I've had occasion to complain before about a problematic discussion of Calvinism in a book review by William Klein (in that case in discussing David Peterson's commentary on Acts). His more recent review of David Allen and Steve Lemke's Whosoever Will: A Biblical-Theological Critique of Five-Point Calvinism critiques D.A. Carson in a way that I also think is a bit unfair, and he doesn't represent the terms of debate accurately, even apart from the fairness issue.
Here's what he says:
In various places the authors expose misunderstandings that Calvinists sometimes exhibit about those who oppose them, or how they confuse categories in their uses of terms. As one example, S. Lemke exposes D.A. Carson's misuse of the category of "compatibilism" (pp. 150-152). It does not mean that human freedom and divine sovereignty are compatible (this is the way that Carson uses it). Everyone--whether Calvinist, Arminian, or open theist--affirms that. Rather, as correctly understood, compatibilists assert that true human freedom is compatible with hard determinism. Those are more difficult to reconcile.

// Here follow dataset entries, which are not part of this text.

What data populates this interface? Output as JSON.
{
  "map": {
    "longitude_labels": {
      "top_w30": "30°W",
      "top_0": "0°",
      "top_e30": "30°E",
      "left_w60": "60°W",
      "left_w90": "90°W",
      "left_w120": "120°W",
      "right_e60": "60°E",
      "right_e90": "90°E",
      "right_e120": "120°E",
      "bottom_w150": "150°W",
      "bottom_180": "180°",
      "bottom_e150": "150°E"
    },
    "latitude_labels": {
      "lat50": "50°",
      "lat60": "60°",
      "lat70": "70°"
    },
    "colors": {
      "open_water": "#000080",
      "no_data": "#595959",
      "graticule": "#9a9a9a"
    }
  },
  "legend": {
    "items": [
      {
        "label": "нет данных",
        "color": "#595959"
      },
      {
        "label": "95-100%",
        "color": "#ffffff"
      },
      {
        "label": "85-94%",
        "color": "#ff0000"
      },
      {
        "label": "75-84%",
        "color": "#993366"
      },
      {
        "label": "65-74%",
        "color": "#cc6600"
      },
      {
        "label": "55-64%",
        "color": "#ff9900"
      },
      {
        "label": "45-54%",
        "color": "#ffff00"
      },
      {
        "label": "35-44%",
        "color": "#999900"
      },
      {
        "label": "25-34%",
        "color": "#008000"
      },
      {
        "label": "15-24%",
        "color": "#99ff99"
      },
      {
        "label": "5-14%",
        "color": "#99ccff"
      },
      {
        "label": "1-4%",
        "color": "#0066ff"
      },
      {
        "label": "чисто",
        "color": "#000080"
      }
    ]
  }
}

This is at once both right and wrong. He's right in saying that Carson uses the term 'compatibilism' differently from how philosophers typically use it. But I think he's wrong in offering this as a criticism, and he's certainly wrong in how he says the word is generally used. His misuse of the term is, to my mind, much worse than Carson's.

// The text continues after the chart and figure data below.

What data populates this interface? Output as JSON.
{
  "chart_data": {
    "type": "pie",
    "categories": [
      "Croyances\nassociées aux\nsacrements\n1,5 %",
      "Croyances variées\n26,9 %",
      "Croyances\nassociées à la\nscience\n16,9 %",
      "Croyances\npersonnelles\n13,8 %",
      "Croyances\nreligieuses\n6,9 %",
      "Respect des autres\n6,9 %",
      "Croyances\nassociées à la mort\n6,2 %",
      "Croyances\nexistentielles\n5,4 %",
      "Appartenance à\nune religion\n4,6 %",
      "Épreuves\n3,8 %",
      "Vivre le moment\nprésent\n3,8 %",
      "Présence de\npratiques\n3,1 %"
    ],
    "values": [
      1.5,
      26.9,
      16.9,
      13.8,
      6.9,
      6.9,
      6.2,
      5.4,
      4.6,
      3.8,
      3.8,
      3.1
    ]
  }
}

Compatibilism, as philosophers use the term, is the view that freedom is compatible with one's choices being predetermined. Carson doesn't seem to me to use it that way. His actual definition is in terms of divine sovereignty, not in terms of predetermination. If God is entirely sovereign over anything that occurs in a way that whatever happens is exactly as God intended, then it need not be predetermined by God but just anticipated by God in a way that, had God wanted something else to happen, God could have intervened. Carson's definition of compatibilism leaves that open.

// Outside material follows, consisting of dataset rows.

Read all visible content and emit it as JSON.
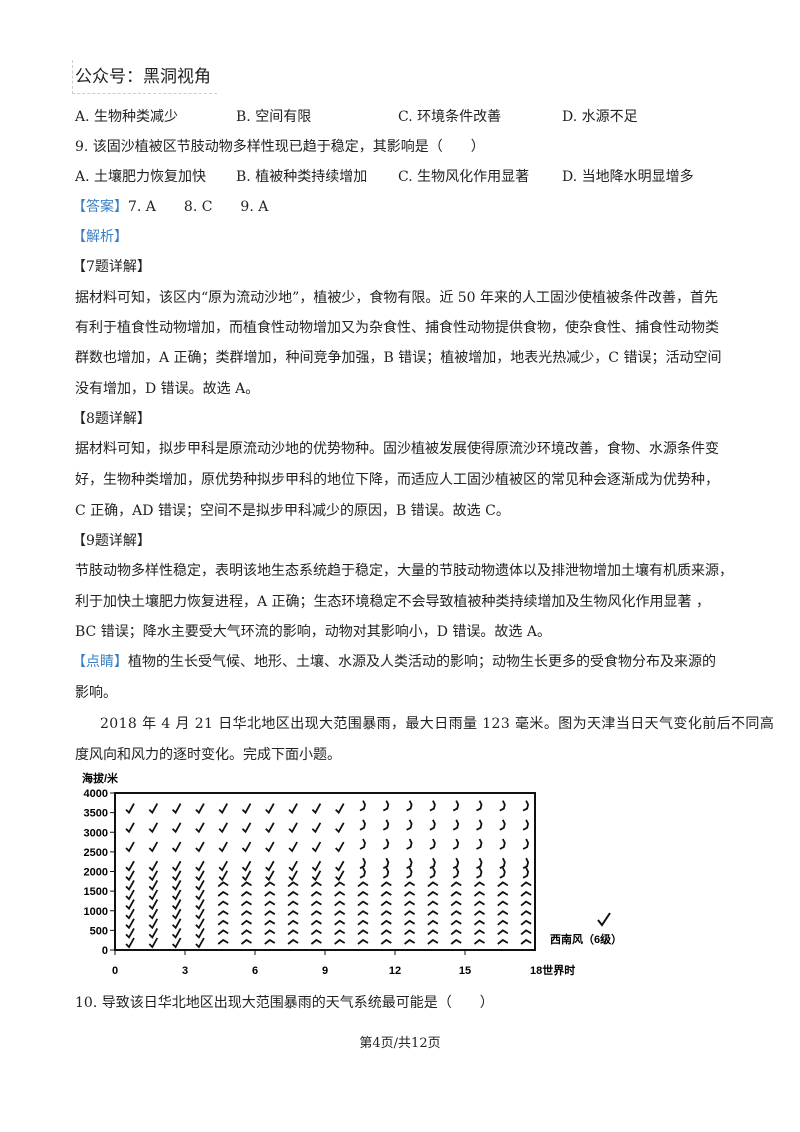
{
  "header_tag": "公众号：黑洞视角",
  "q8_options": [
    "A. 生物种类减少",
    "B. 空间有限",
    "C. 环境条件改善",
    "D. 水源不足"
  ],
  "q9": {
    "stem": "9. 该固沙植被区节肢动物多样性现已趋于稳定，其影响是（　　）",
    "options": [
      "A. 土壤肥力恢复加快",
      "B. 植被种类持续增加",
      "C. 生物风化作用显著",
      "D. 当地降水明显增多"
    ]
  },
  "answer": {
    "label": "【答案】",
    "values": "7. A　　8. C　　9. A"
  },
  "analysis_label": "【解析】",
  "sections": [
    {
      "title": "【7题详解】",
      "lines": [
        "据材料可知，该区内“原为流动沙地”，植被少，食物有限。近 50 年来的人工固沙使植被条件改善，首先",
        "有利于植食性动物增加，而植食性动物增加又为杂食性、捕食性动物提供食物，使杂食性、捕食性动物类",
        "群数也增加，A 正确；类群增加，种间竞争加强，B 错误；植被增加，地表光热减少，C 错误；活动空间",
        "没有增加，D 错误。故选 A。"
      ]
    },
    {
      "title": "【8题详解】",
      "lines": [
        "据材料可知，拟步甲科是原流动沙地的优势物种。固沙植被发展使得原流沙环境改善，食物、水源条件变",
        "好，生物种类增加，原优势种拟步甲科的地位下降，而适应人工固沙植被区的常见种会逐渐成为优势种，",
        "C 正确，AD 错误；空间不是拟步甲科减少的原因，B 错误。故选 C。"
      ]
    },
    {
      "title": "【9题详解】",
      "lines": [
        "节肢动物多样性稳定，表明该地生态系统趋于稳定，大量的节肢动物遗体以及排泄物增加土壤有机质来源，",
        "利于加快土壤肥力恢复进程，A 正确；生态环境稳定不会导致植被种类持续增加及生物风化作用显著 ，",
        "BC 错误；降水主要受大气环流的影响，动物对其影响小，D 错误。故选 A。"
      ]
    }
  ],
  "tip": {
    "label": "【点睛】",
    "lines": [
      "植物的生长受气候、地形、土壤、水源及人类活动的影响；动物生长更多的受食物分布及来源的",
      "影响。"
    ]
  },
  "material": [
    "2018 年 4 月 21 日华北地区出现大范围暴雨，最大日雨量 123 毫米。图为天津当日天气变化前后不同高",
    "度风向和风力的逐时变化。完成下面小题。"
  ],
  "figure": {
    "ylabel": "海拔/米",
    "yticks": [
      "4000",
      "3500",
      "3000",
      "2500",
      "2000",
      "1500",
      "1000",
      "500",
      "0"
    ],
    "xticks": [
      "0",
      "3",
      "6",
      "9",
      "12",
      "15"
    ],
    "xlabel_end": "18世界时",
    "legend": "西南风（6级）"
  },
  "q10": "10. 导致该日华北地区出现大范围暴雨的天气系统最可能是（　　）",
  "footer": "第4页/共12页"
}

To be fair, though, Carson's discussions of this all include expressions along the lines of "absolute freedom to the contrary" to describe the kind of view of sovereignty that he's denying. If someone has the absolute freedom to do something that even God can't intervene with (without removing the person's freedom), then it's not the kind of divine sovereignty he has in mind. Carson, then, is indeed denying libertarian freedom of the sort that provides the only way besides predetermination. So his definition itself does allow for this, but what he goes on to say shows that he doesn't really intend that result.
Klein's mistake is much worse than that, though. That's just being unfair to Carson's whole approach by focusing on the terms of his definition, ones that the rest of his discussion does clarify. But in trying to correct Carson, Klein makes a much worse blunder. He gets the definition of compatibilism entirely wrong and defines it as to be totally contradictory. He says compatibilism claims the compatibility of free will and hard determinism (as opposed to the correct definition, which is that it's the compatibility of free will and determinism).
Hard determinism is the view that determinism is true and incompatible with freedom. Soft determinism is compatibilism, i.e. the view that determinism is true but compatible with freedom. Both hard and soft determinism accept the same metaphysical view of determinism. What makes hard determinism hard determinism is that it adds the separate claim that determinism and freedom are incompatible. What makes soft determinism soft determinism is that it's compatibilist. So to claim that compatibilism (i.e. soft determinism) is the view that freedom is compatible with hard determinism is to charge compatibilism not just with holding two views that conflict (which incompatibilists do think of compatibilism) but asserting of it that it holds such an explicit contradiction as to leave no room for argument. Of course anyone claiming hard determinism is compatible with freedom is holding contradictory views, because hard determinism simply is the view that determinism is true and not compatible with freedom. But that doesn't make compatibilism contradictory, because compatibilists specifically deny hard determinism.